In the past few years, it has become more modern. After retreating into itself for a long time, today it’s more outward-looking. It still talks about Quebec and Quebecers, of course, but there’s nothing stopping the stories from being set anywhere around the world.
What excites you most in a book?
I like being carried off somewhere completely different, to places I’m less familiar with. I also like to learn everything by reading, which is why I like reading novels with a basis in reality.
What are some of the most important novels and books to come out of Quebec, in your view?
Anne Hébert’s work, Jacques Poulin’s, too. Two authors who lived in Paris and were long published by European publishers. In both cases, their work is profound, their writing impeccable. Michel Tremblay taught us to accept joual as a language. Gabrielle Roy, a real missed opportunity for me. One of my high-school teachers held her in such high esteem that he managed to rob me of any desire to read her.
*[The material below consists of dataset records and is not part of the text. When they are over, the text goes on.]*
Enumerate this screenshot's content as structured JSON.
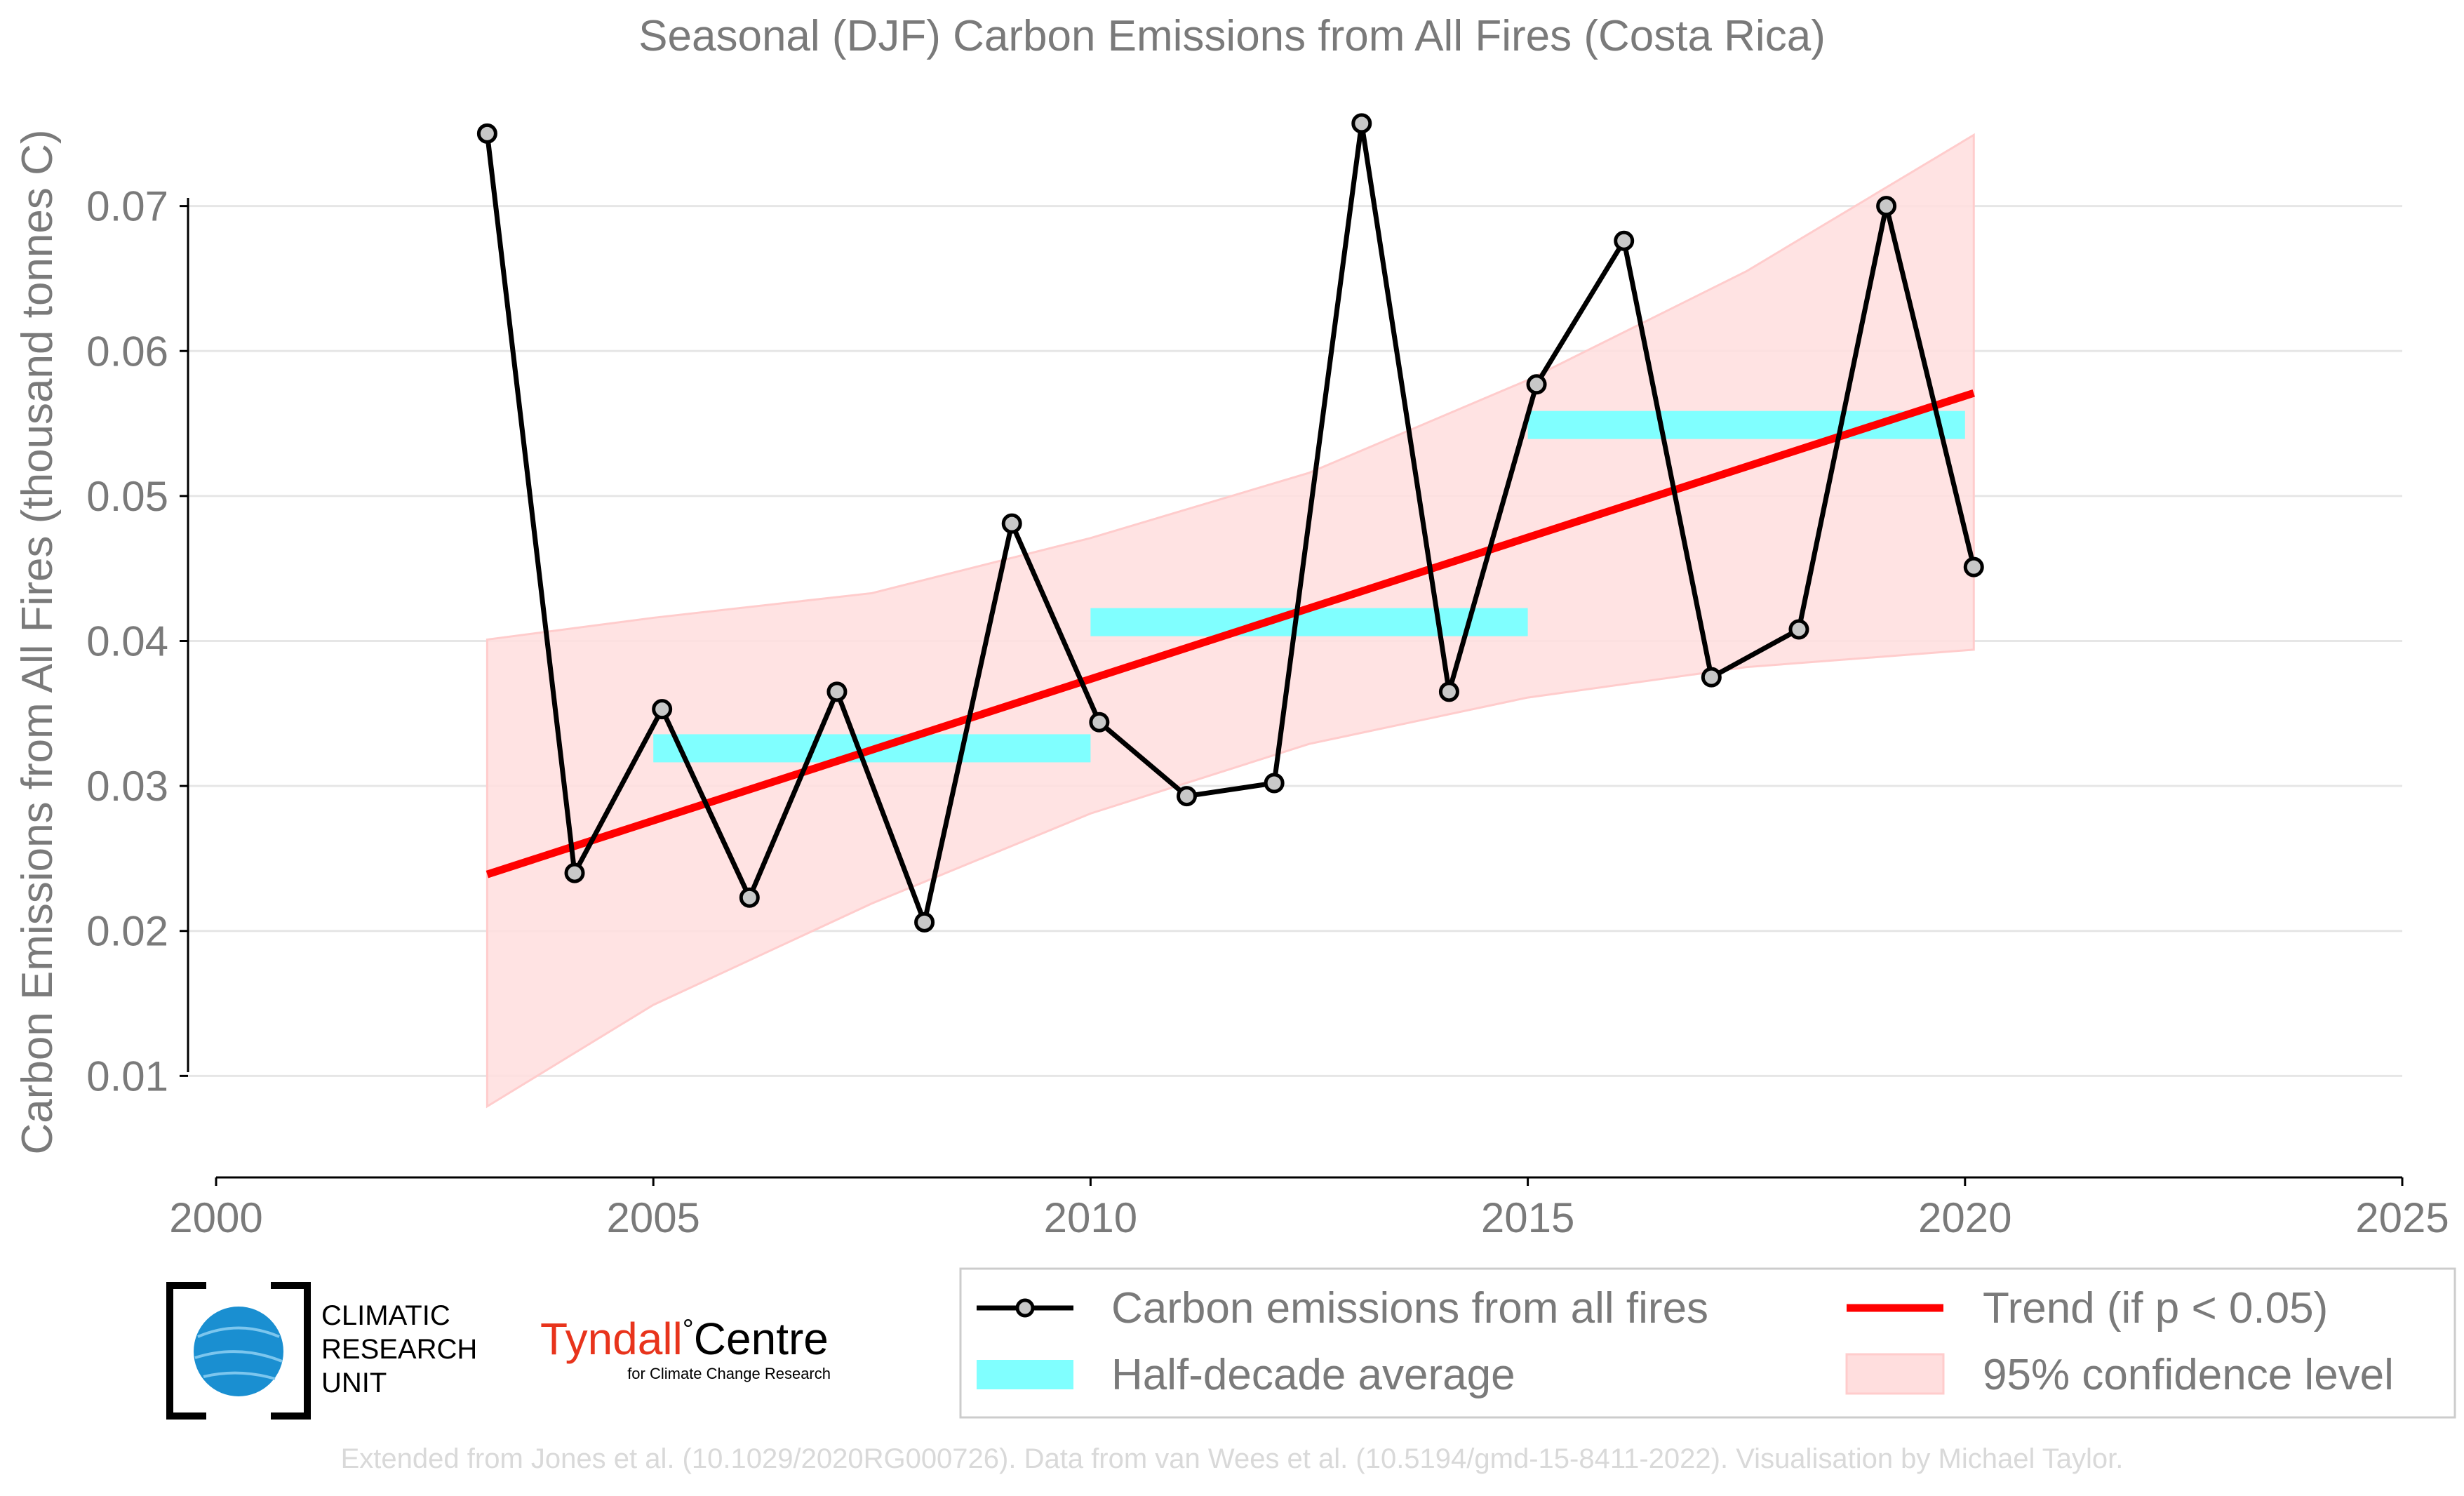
{
  "chart_data": {
    "type": "line",
    "title": "Seasonal (DJF) Carbon Emissions from All Fires (Costa Rica)",
    "xlabel": "",
    "ylabel": "Carbon Emissions from All Fires (thousand tonnes C)",
    "xlim": [
      2000,
      2025
    ],
    "ylim": [
      0.003,
      0.0785
    ],
    "x_ticks": [
      2000,
      2005,
      2010,
      2015,
      2020,
      2025
    ],
    "x_tick_labels": [
      "2000",
      "2005",
      "2010",
      "2015",
      "2020",
      "2025"
    ],
    "y_ticks": [
      0.01,
      0.02,
      0.03,
      0.04,
      0.05,
      0.06,
      0.07
    ],
    "y_tick_labels": [
      "0.01",
      "0.02",
      "0.03",
      "0.04",
      "0.05",
      "0.06",
      "0.07"
    ],
    "grid": "horizontal",
    "series": [
      {
        "name": "Carbon emissions from all fires",
        "color": "#000000",
        "x": [
          2003.1,
          2004.1,
          2005.1,
          2006.1,
          2007.1,
          2008.1,
          2009.1,
          2010.1,
          2011.1,
          2012.1,
          2013.1,
          2014.1,
          2015.1,
          2016.1,
          2017.1,
          2018.1,
          2019.1,
          2020.1
        ],
        "y": [
          0.075,
          0.024,
          0.0353,
          0.0223,
          0.0365,
          0.0206,
          0.0481,
          0.0344,
          0.0293,
          0.0302,
          0.0757,
          0.0365,
          0.0577,
          0.0676,
          0.0375,
          0.0408,
          0.07,
          0.0451
        ]
      }
    ],
    "half_decade_average": {
      "name": "Half-decade average",
      "color": "#80ffff",
      "segments": [
        {
          "x_start": 2005,
          "x_end": 2010,
          "y": 0.0326
        },
        {
          "x_start": 2010,
          "x_end": 2015,
          "y": 0.0413
        },
        {
          "x_start": 2015,
          "x_end": 2020,
          "y": 0.0549
        }
      ]
    },
    "trend": {
      "name": "Trend (if p < 0.05)",
      "color": "#ff0000",
      "x": [
        2003.1,
        2020.1
      ],
      "y": [
        0.0239,
        0.0571
      ]
    },
    "confidence_band": {
      "name": "95% confidence level",
      "color": "#ffcccc",
      "x": [
        2003.1,
        2005,
        2007.5,
        2010,
        2012.5,
        2015,
        2017.5,
        2020.1
      ],
      "upper": [
        0.0401,
        0.0416,
        0.0433,
        0.0471,
        0.0516,
        0.058,
        0.0655,
        0.0749
      ],
      "lower": [
        0.0079,
        0.0149,
        0.0219,
        0.0281,
        0.0329,
        0.0361,
        0.0382,
        0.0394
      ]
    },
    "legend": {
      "placement": "bottom-right",
      "entries": [
        "Carbon emissions from all fires",
        "Trend (if p < 0.05)",
        "Half-decade average",
        "95% confidence level"
      ]
    }
  },
  "logos": {
    "cru": {
      "lines": [
        "CLIMATIC",
        "RESEARCH",
        "UNIT"
      ]
    },
    "tyndall": {
      "name": "Tyndall",
      "degree": "°",
      "centre": "Centre",
      "subtitle": "for Climate Change Research"
    }
  },
  "credit": "Extended from Jones et al. (10.1029/2020RG000726). Data from van Wees et al. (10.5194/gmd-15-8411-2022). Visualisation by Michael Taylor.",
  "colors": {
    "text": "#7a7a7a",
    "grid": "#e6e6e6",
    "credit": "#d9d9d9",
    "tyndall_red": "#e8341c",
    "cru_blue": "#1a8fd1"
  }
}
I hope I’ll be able to get over it one day. And not forgetting Philippe Aubert de Gaspé, one of the first Quebec novelists.
What are some of your favourite pieces of Quebec writing?
Le cœur de la baleine bleue by Jacques Poulin. I don’t know if it has been translated [it has: The Heart of the Blue Whale by Sheila Fischman] but many of Jacques Poulin’s novels have been translated and he himself is a translator. Un ange cornu avec des ailes de tôle by Michel Tremblay. That’s been translated [Birth of a Bookworm, by Sheila Fischman]. The 1984 trilogy by Éric Plamondon. That hasn’t been translated yet, but it shouldn’t be long. [Now available in Dimitri Nasrallah’s translation from Esplanade Books.] Interesting fact: the first pages of Volume 1, Hongrie-Hollywood Express, were written in English before being rewritten in French.
What is one of your favourite books from Quebec?
I’m going to cheat and talk about an Acadian book, Pour sûr by France Daigle [For Sure, translated by Robert Majzels]. It’s a very rich novel that can be read on so many levels. Basically it’s the story of a family living in Moncton. It’s also a treatise on Chiac. And most of all it’s all the digressions on all kinds of things that make it such a fascinating book. A real pleasure to read.
If you were to recommend that someone who has never read anything from Quebec pick up a book and start reading it today, which book would it be?
Ostende by François Gravel [translated by Sheila Fischman]. The novel tells the history of Quebec — and its footnotes — through the character’s life, as well as being the story of a man who becomes a bookseller. Doubly symbolic for me. Otherwise, of course, start with Volkswagen Blues by Jacques Poulin [translated by Sheila Fischman] or Le premier jardin by Anne Hébert [The First Garden, translated by You Know Who], an excellent way to discover Quebec City.